Medicare Compliance & Reimbursement

Compliance:

Do You Know OIG's Mid-Year Targets? Find Out

Feds hone in on urine tests, PT, and cardiac device recalls.

OIG continues to hammer away at those who cheat Medicare. With tighter controls and stiffer punishments on the rise, practices shouldn’t expect federal scrutiny to end anytime soon.

Background: In its Semiannual Report to Congress released on June 4, the HHS Office of Inspector General (OIG) disclosed that the first half of fiscal year 2018 was a big one, including major recoveries and savings. The agency recorded audit receivables at $187.5 million, garnered about $1.5 billion in savings, and looked into questionable activity that amounted to around $680 million, noted the report.

“Each day, OIG uses data-driven decision making to combat fraud, waste, and abuse of Federal health care programs and to improve the effectiveness of Department programs,” said Inspector General Daniel R. Levinson. “Our multidisciplinary team of auditors, investigators, evaluators, analysts, and attorneys strategically focuses on fraud prevention, detection, and enforcement efforts.”

Here’s a Rundown of the Numbers

The reporting period, which runs from October 1, 2017 through March 31, 2018, saw some significant financial gains for the feds as well as substantial punishments against offenders. Take a look at the breakdown over the six-month timeframe, according to the Semiannual Report:

  • Investigative recoveries. OIG hopes to fully recover $1.46 billion paid out improperly.
  • Criminal actions. The agency brought judgments against 424 individuals who executed crimes against HHS programs.
  • Civil actions. Over the six months, 349 individuals were found guilty of civil offenses.
  • Exclusions. The agency banned 1,588 individuals and/or entities from participating in federal healthcare programs.
  • Sanctions. OIG levied 1,678 administrative sanctions over the six months.
  • Civil Monetary Penalties. Utilizing the Civil Monetary Penalty Law (CMPL), “OIG concluded cases involving more than $35.5 million in CMPs and assessments,” the release showed.

Consider These Examples

Following is a sampling of a few of the OIG’s recoveries as outlined in the report:

  • Urine drug testing: Clinical labs and physician practices were improperly reimbursed around $66.3 million by Medicare for the combination of specimen validity test and urine drug tests that were not deemed medically necessary.
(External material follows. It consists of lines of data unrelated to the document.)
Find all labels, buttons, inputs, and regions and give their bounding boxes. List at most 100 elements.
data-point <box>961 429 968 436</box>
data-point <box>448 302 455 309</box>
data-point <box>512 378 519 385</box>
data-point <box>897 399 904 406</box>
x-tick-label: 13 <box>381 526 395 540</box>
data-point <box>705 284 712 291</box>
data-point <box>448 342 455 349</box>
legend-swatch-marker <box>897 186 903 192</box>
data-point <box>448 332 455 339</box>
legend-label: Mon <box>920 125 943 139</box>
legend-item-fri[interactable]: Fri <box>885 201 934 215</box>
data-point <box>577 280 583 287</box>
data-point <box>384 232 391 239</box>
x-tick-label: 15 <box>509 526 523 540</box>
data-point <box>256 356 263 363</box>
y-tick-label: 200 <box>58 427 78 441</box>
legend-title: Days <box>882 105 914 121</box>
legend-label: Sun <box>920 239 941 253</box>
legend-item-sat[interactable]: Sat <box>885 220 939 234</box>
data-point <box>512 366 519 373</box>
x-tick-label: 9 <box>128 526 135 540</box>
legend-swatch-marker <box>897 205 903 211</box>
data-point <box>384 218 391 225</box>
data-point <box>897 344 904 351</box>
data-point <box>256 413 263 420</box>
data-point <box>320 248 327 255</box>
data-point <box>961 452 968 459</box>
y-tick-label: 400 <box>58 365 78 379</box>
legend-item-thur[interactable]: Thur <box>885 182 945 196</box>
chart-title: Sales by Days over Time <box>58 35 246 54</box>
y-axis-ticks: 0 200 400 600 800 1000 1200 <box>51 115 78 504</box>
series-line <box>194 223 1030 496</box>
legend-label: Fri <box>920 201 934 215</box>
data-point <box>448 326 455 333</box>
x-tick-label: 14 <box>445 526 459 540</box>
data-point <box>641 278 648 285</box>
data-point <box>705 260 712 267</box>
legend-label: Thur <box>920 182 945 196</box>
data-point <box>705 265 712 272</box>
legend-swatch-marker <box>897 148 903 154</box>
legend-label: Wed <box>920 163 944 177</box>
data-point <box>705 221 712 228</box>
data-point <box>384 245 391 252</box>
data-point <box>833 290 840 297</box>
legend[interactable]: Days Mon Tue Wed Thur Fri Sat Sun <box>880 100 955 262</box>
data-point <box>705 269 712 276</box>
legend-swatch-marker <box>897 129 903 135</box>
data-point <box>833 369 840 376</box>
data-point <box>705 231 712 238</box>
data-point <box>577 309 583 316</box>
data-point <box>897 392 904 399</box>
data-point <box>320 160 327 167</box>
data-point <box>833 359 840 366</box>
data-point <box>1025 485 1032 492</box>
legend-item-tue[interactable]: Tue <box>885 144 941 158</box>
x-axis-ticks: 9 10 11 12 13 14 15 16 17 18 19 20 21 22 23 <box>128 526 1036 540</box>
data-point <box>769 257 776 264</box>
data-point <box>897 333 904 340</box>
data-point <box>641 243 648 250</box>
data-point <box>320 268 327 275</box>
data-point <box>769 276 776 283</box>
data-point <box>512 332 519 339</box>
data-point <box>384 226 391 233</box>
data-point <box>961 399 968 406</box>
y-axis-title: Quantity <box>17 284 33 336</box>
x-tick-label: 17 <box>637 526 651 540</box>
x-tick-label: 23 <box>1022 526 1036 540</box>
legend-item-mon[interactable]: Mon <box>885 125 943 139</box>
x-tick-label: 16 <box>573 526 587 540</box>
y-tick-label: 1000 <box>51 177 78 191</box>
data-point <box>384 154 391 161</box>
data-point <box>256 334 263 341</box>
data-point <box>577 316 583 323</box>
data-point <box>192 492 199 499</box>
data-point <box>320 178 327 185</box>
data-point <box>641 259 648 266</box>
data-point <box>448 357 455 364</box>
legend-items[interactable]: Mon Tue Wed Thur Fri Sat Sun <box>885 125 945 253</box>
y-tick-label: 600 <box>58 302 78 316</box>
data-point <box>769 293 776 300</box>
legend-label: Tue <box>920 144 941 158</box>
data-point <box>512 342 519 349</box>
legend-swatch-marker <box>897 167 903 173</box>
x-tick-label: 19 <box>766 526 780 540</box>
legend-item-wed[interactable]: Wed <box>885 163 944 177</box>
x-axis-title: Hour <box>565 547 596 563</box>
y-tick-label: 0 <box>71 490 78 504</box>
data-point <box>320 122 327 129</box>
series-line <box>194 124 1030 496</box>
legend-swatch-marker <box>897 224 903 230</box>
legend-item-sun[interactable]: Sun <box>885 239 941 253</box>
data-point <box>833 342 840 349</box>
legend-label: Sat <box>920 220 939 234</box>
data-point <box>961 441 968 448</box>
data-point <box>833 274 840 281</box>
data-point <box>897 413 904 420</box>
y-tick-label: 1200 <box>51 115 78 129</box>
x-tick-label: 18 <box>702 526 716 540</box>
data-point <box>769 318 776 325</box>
“The improper payments occurred because providers did not follow existing Medicare guidance, and CMS’s system edits were not adequate to prevent payment for specimen validity tests billed in combination with urine drug tests,” indicated the report.

  • Outpatient physical therapy: According to the results from a stratified sampling of 300 claims that lacked sufficient documentation and medical necessity, the OIG estimated that outpatient physical therapy attributed to $367 million in improper Medicare payments over a six-month period.

“Sixty-one percent of Medicare claims for outpatient physical therapy services that we reviewed did not comply with Medicare medical necessity, coding, or documentation requirements,” noted the OIG.

  • Cardiac device credits: A review of 296 payments to hospitals for recalled cardiac medical devices showed that not one of the claims was in line with Medicare requirements to receive the manufacturer credit.

Some of the onus was on “Medicare contractors incorrectly” paying “hospitals $7.7 million for cardiac device replacement claims rather than the $3.3 million they should have been paid, resulting in potential overpayments of $4.4 million,” the report said. However, “the hospitals did not adjust the claims with the proper condition codes, value codes, or modifiers to reduce payment as required,” which created the issues, suggested the report.

Tip: With all of the OIG recommendations leaning toward further scrutiny, now is the time to take a close look at your Medicare billings and ensure that you are reporting your services correctly. If you haven’t performed a self-audit in a while, make it a priority to perform one so you can move through 2018 and into 2019 with the knowledge that you are coding and billing properly.

“Developing and maintaining an effective compliance plan and promoting transparency in operations will help foster a culture of compliance with relevant fraud and abuse laws,” advise national law firm Saul, Ewing, Arnstein & Lehr, LLP in online analysis of the Semiannual Report.